Bruno, I've seeing this problem as well. From FC9 installer, I setup 3 MD's (/boot, swap and /). It works great. I make sure sdb has a MBR like sda. And I also add a 2nd kernel in grub.conf with fallback=1 so if hd0,0 (sda1) can't load, it goes to hd1,0 (sdb1) for the boot image. root=/dev/md2 (which is / in my case). Everything works great as long as both disks are present. (I can boot from hd0,0 or hd1,0). But if I remove either sda or sdb, I get invalid argument in boot-up fsck.ext3 on /dev/md0. It's like the kernel doesn't know to start up the /dev/md's before trying to fsck them. If this has been fixed - what is the work around? Thanks for bringing this back up.
It might be interesting to see how this works if you use the mdadm from F9 testing. I see the last fix might possibly apply here: * Thu Jun 26 2008 Doug Ledford <dledford> - 2.6.7-1 - Update to latest upstream version (should resolve #444237) - Drop incremental patch as it's now part of upstream - Clean up all the open() calls in the code (#437145) - Fix the build process to actually generate mdassemble (#446988) - Update the udev rules to get additional info about arrays being assembled from the /etc/mdadm.conf file (--scan option) (#447818) - Update the udev rules to run degraded arrays (--run option) (#452459)
This message is a reminder that Fedora 8 is nearing its end of life.
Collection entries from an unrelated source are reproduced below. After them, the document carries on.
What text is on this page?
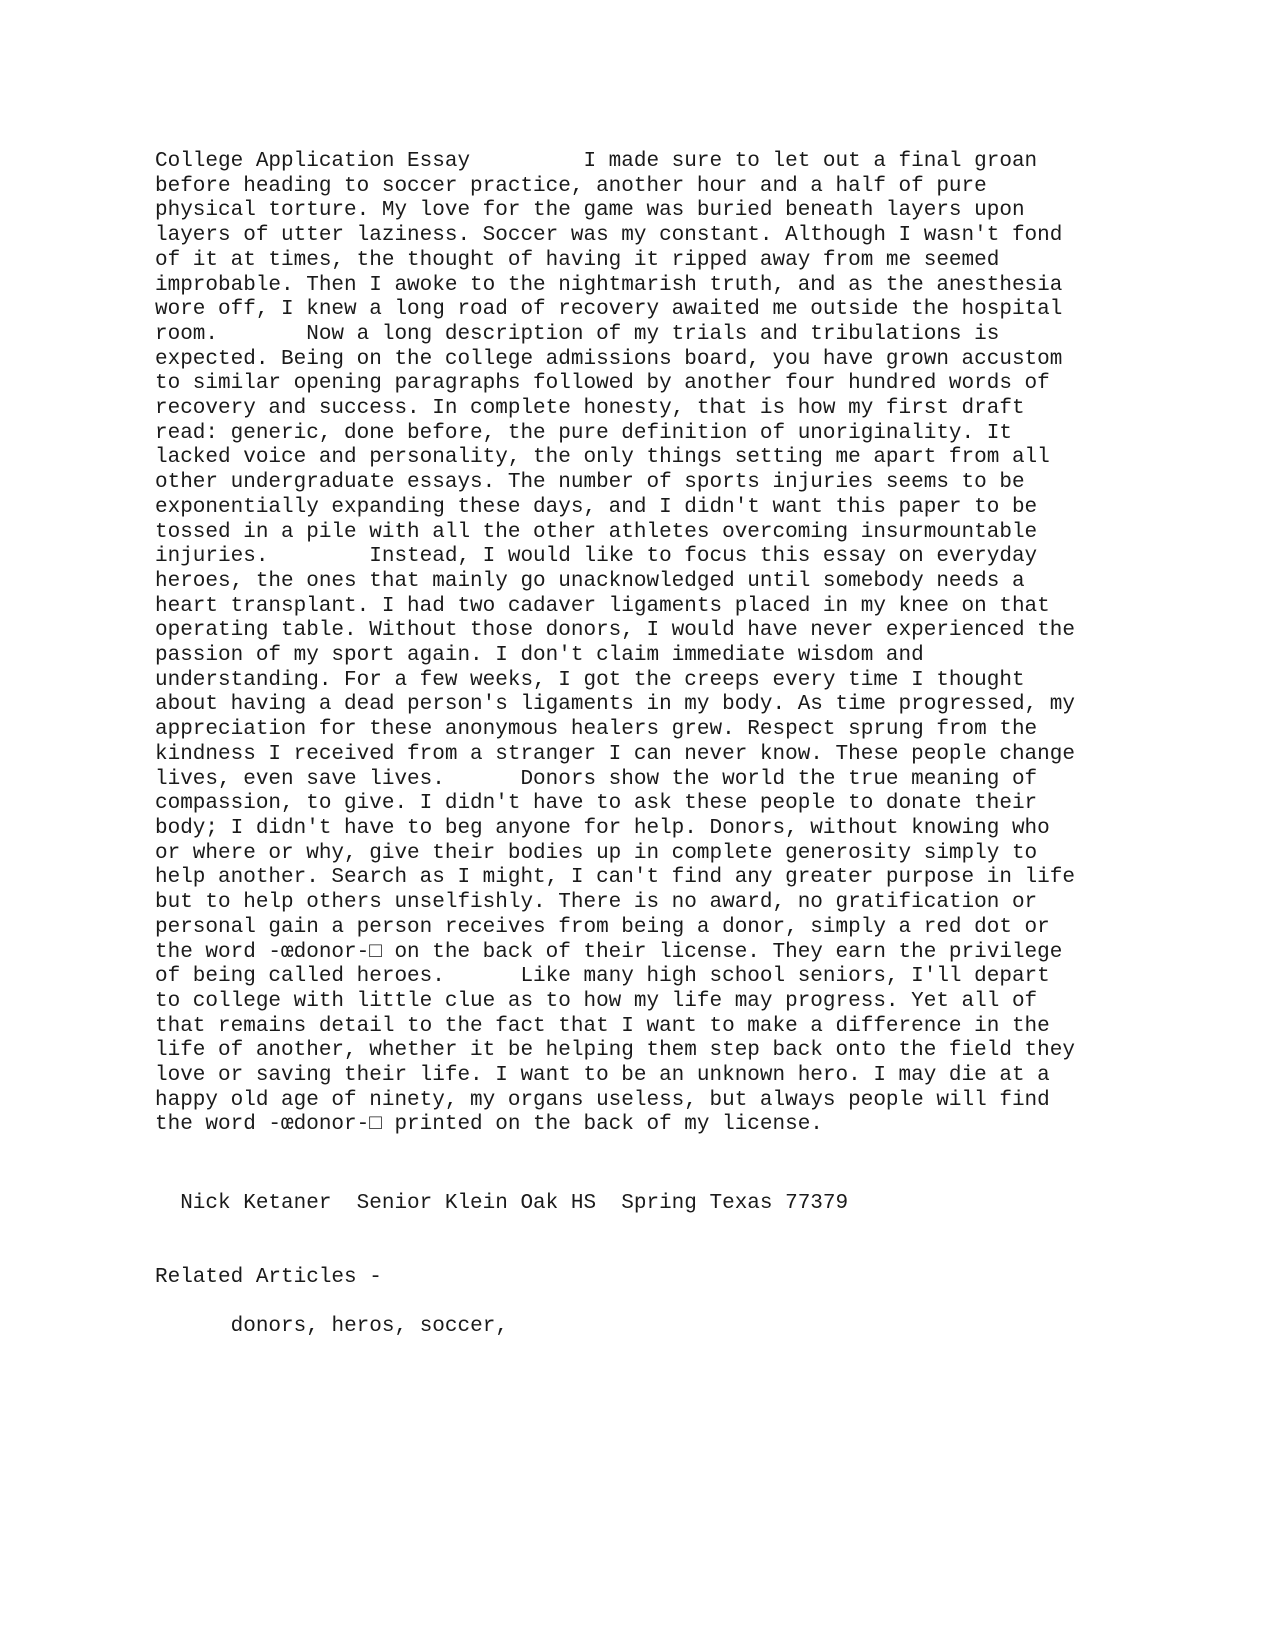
College Application Essay         I made sure to let out a final groan
before heading to soccer practice, another hour and a half of pure
physical torture. My love for the game was buried beneath layers upon
layers of utter laziness. Soccer was my constant. Although I wasn't fond
of it at times, the thought of having it ripped away from me seemed
improbable. Then I awoke to the nightmarish truth, and as the anesthesia
wore off, I knew a long road of recovery awaited me outside the hospital
room.       Now a long description of my trials and tribulations is
expected. Being on the college admissions board, you have grown accustom
to similar opening paragraphs followed by another four hundred words of
recovery and success. In complete honesty, that is how my first draft
read: generic, done before, the pure definition of unoriginality. It
lacked voice and personality, the only things setting me apart from all
other undergraduate essays. The number of sports injuries seems to be
exponentially expanding these days, and I didn't want this paper to be
tossed in a pile with all the other athletes overcoming insurmountable
injuries.        Instead, I would like to focus this essay on everyday
heroes, the ones that mainly go unacknowledged until somebody needs a
heart transplant. I had two cadaver ligaments placed in my knee on that
operating table. Without those donors, I would have never experienced the
passion of my sport again. I don't claim immediate wisdom and
understanding. For a few weeks, I got the creeps every time I thought
about having a dead person's ligaments in my body. As time progressed, my
appreciation for these anonymous healers grew. Respect sprung from the
kindness I received from a stranger I can never know. These people change
lives, even save lives.      Donors show the world the true meaning of
compassion, to give. I didn't have to ask these people to donate their
body; I didn't have to beg anyone for help. Donors, without knowing who
or where or why, give their bodies up in complete generosity simply to
help another. Search as I might, I can't find any greater purpose in life
but to help others unselfishly. There is no award, no gratification or
personal gain a person receives from being a donor, simply a red dot or
the word -œdonor-□ on the back of their license. They earn the privilege
of being called heroes.      Like many high school seniors, I'll depart
to college with little clue as to how my life may progress. Yet all of
that remains detail to the fact that I want to make a difference in the
life of another, whether it be helping them step back onto the field they
love or saving their life. I want to be an unknown hero. I may die at a
happy old age of ninety, my organs useless, but always people will find
the word -œdonor-□ printed on the back of my license.
Nick Ketaner  Senior Klein Oak HS  Spring Texas 77379
Related Articles -

donors, heros, soccer,
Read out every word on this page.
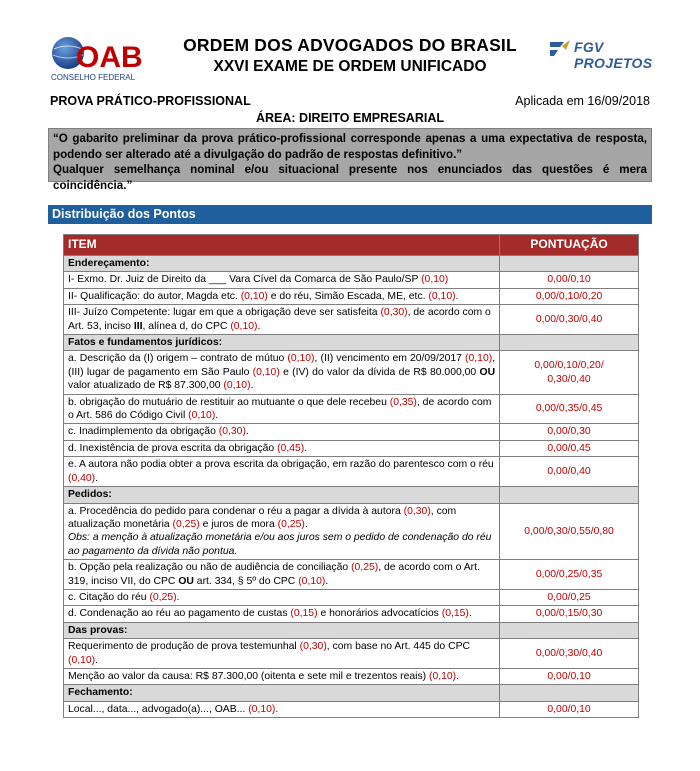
OAB
CONSELHO FEDERAL
ORDEM DOS ADVOGADOS DO BRASIL
XXVI EXAME DE ORDEM UNIFICADO
FGV PROJETOS
PROVA PRÁTICO-PROFISSIONAL	Aplicada em 16/09/2018
ÁREA: DIREITO EMPRESARIAL

“O gabarito preliminar da prova prático-profissional corresponde apenas a uma expectativa de resposta, podendo ser alterado até a divulgação do padrão de respostas definitivo.”

Qualquer semelhança nominal e/ou situacional presente nos enunciados das questões é mera coincidência.”

Distribuição dos Pontos
ITEM	PONTUAÇÃO
Endereçamento:	
I- Exmo. Dr. Juiz de Direito da ___ Vara Cível da Comarca de São Paulo/SP (0,10)	0,00/0,10
II- Qualificação: do autor, Magda etc. (0,10) e do réu, Simão Escada, ME, etc. (0,10).	0,00/0,10/0,20
III- Juízo Competente: lugar em que a obrigação deve ser satisfeita (0,30), de acordo com o Art. 53, inciso III, alínea d, do CPC (0,10).	0,00/0,30/0,40
Fatos e fundamentos jurídicos:	
a. Descrição da (I) origem – contrato de mútuo (0,10), (II) vencimento em 20/09/2017 (0,10), (III) lugar de pagamento em São Paulo (0,10) e (IV) do valor da dívida de R$ 80.000,00 OU valor atualizado de R$ 87.300,00 (0,10).	0,00/0,10/0,20/
0,30/0,40
b. obrigação do mutuário de restituir ao mutuante o que dele recebeu (0,35), de acordo com o Art. 586 do Código Civil (0,10).	0,00/0,35/0,45
c. Inadimplemento da obrigação (0,30).	0,00/0,30
d. Inexistência de prova escrita da obrigação (0,45).	0,00/0,45
e. A autora não podia obter a prova escrita da obrigação, em razão do parentesco com o réu (0,40).	0,00/0,40
Pedidos:	
a. Procedência do pedido para condenar o réu a pagar a dívida à autora (0,30), com atualização monetária (0,25) e juros de mora (0,25).
Obs: a menção à atualização monetária e/ou aos juros sem o pedido de condenação do réu ao pagamento da dívida não pontua.	0,00/0,30/0,55/0,80
b. Opção pela realização ou não de audiência de conciliação (0,25), de acordo com o Art. 319, inciso VII, do CPC OU art. 334, § 5º do CPC (0,10).	0,00/0,25/0,35
c. Citação do réu (0,25).	0,00/0,25
d. Condenação ao réu ao pagamento de custas (0,15) e honorários advocatícios (0,15).	0,00/0,15/0,30
Das provas:	
Requerimento de produção de prova testemunhal (0,30), com base no Art. 445 do CPC (0,10).	0,00/0,30/0,40
Menção ao valor da causa: R$ 87.300,00 (oitenta e sete mil e trezentos reais) (0,10).	0,00/0,10
Fechamento:	
Local..., data..., advogado(a)..., OAB... (0,10).	0,00/0,10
Approximately 30 (thirty) days from now Fedora will stop maintaining and issuing updates for Fedora 8. It is Fedora's policy to close all bug reports from releases that are no longer maintained. At that time this bug will be closed as WONTFIX if it remains open with a Fedora 'version' of '8'. Package Maintainer: If you wish for this bug to remain open because you plan to fix it in a currently maintained version, simply change the 'version' to a later Fedora version prior to Fedora 8's end of life. Bug Reporter: Thank you for reporting this issue and we are sorry that we may not be able to fix it before Fedora 8 is end of life. If you would still like to see this bug fixed and are able to reproduce it against a later version of Fedora please change the 'version' of this bug to the applicable version. If you are unable to change the version, please add a comment here and someone will do it for you. Although we aim to fix as many bugs as possible during every release's lifetime, sometimes those efforts are overtaken by events. Often a more recent Fedora release includes newer upstream software that fixes bugs or makes them obsolete. The process we are following is described here: http://fedoraproject.org/wiki/BugZappers/HouseKeeping
Fedora 8 changed to end-of-life (EOL) status on 2009-01-07. Fedora 8 is no longer maintained, which means that it will not receive any further security or bug fix updates. As a result we are closing this bug. If you can reproduce this bug against a currently maintained version of Fedora please feel free to reopen this bug against that version. Thank you for reporting this bug and we are sorry it could not be fixed.